Third, the AG addressed the specific injunctions suggested by the German court, namely a termination of the Internet connection and a general obligation to monitor. Without much discussion AG Szpunar discarded the two suggested injunctions, in particular in light of the CJEU’s judgments in Scarlet Extended v SABAM, SABAM v Netlog and UPC Telekabel Wien (paras 125-133).

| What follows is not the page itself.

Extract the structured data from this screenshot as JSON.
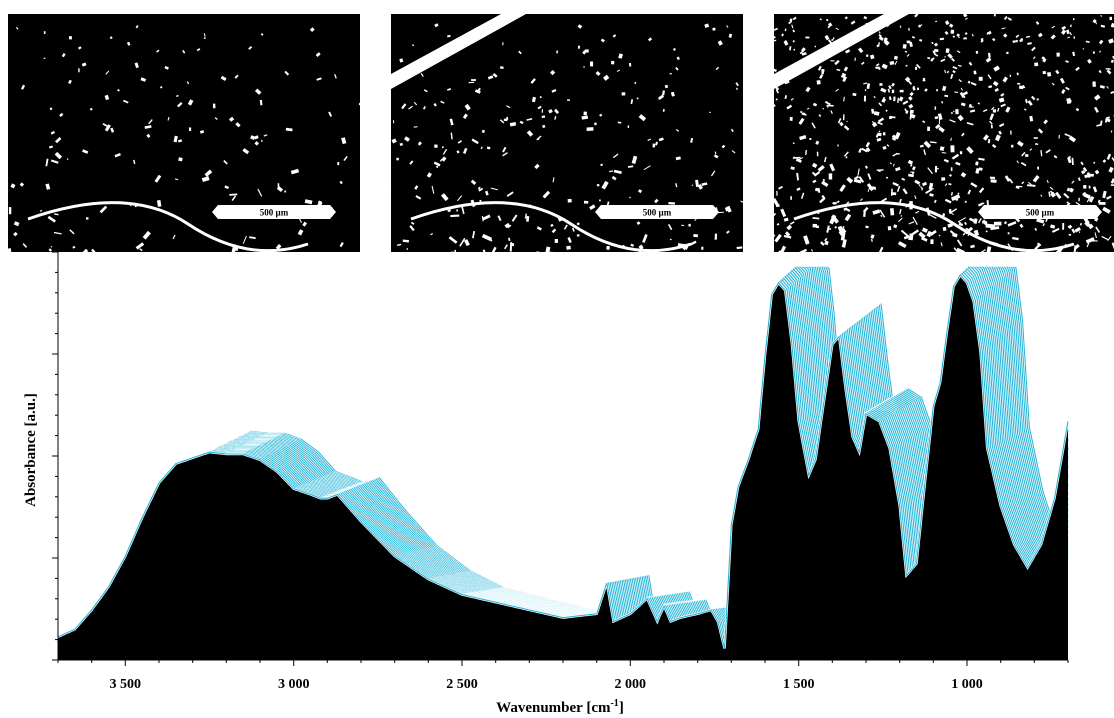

Finally, AG Szpunar considered whether an injunction that would require an ISS to secure a Wi-Fi network would be compatible with EU law. Such an obligation would, he argued, undermine the business models based on complementary Wi-Fi by making access to a network more burdensome (e.g. by way of mandatory identification). A requirement to retain user data would also be too burdensome and therefore disproportionate for an ISS such as Mr Mc Fadden, whose primary business is not to operate a network service, but to sell light and sound systems. Such an injunction would further come close to the prohibition of general monitoring obligations under Article 15(3) E-Commerce Directive. Lastly, a more secure network would not necessarily prevent infringements of protected works. Simply ordering to secure a Wi-Fi network would therefore not constitute an appropriate injunction: it does not safeguard a fair balance of interests and rights, most notably it interferes with the freedom to conduct a business and the freedom of expression and information, which could be a disadvantage for society at large (paras 134-149).

Comment

The notion of an ISS has been hotly debated and since the CJEU’s judgment in UPC Telekabel Wien in 2014 it covers a wide variety of economic actors that enable the free flow of digital information. The extension of the notion to include operators of publicly accessible Wi-Fi networks would further broaden the circle of ISSs. This is, however, under the assumption that the CJEU understands the notion of ISS of Article 12(1) E-Commerce Directive as being congruent with that of intermediary under Article 8(3) Information Society Directive (and Article 9(1) IP Enforcement Directive).

For intermediaries, or providers of ISSs, this means that injunctions can be ordered against them to put an end to infringements of IPRs, or possibly to prevent such infringements. It also means that businesses offering Internet access to its customers, and, under certain conditions, to the public, can profit from the liability exemptions of the E-Commerce Directive, but can be held liable for non-compliance with injunctions ordered against them.

If the CJEU decides to follow the opinion of AG Szpunar, it would, albeit only partially, retreat from its position in UPC Telekabel Wien. There it held that general non-specific injunctions against ISSs can be ordered, while maintaining the limits of injunctions by prohibiting general monitoring and filtering obligations. In this case, the Court permitted an injunction aimed at a certain outcome (blocking access to a particular website), leaving it to the service provider to find appropriate means to achieve that aim. More precise injunctions could, however, be ordered against smaller ISSs, which operate local free or easily accessible Wi-Fi networks. The scope of the injunction might therefore be conditional on the type of ISS, and the court ordering such injunction would have to assess whether appropriate measures do exist.

Whereas the AG Szpunar did, all in all, not provide much guidance on the precise balancing of the freedom of expression, the freedom to conduct a business and the right to intellectual property (see also Deckmyn v Vandersteen, Ashby Donald and Others v France, Nej and Sunde Kolmisoppi v Sweden, Delphi v Estonia), his conclusion supports an outcome that favours the right to information and also the right to privacy, which he however fails to mention explicitly. But by permitting owners of businesses to operate open Wi-Fi networks ancillary to their commercial activities, without requiring them to monitor all communications through their networks, users of such networks can use them to access information without having to fear that their private data are being collected.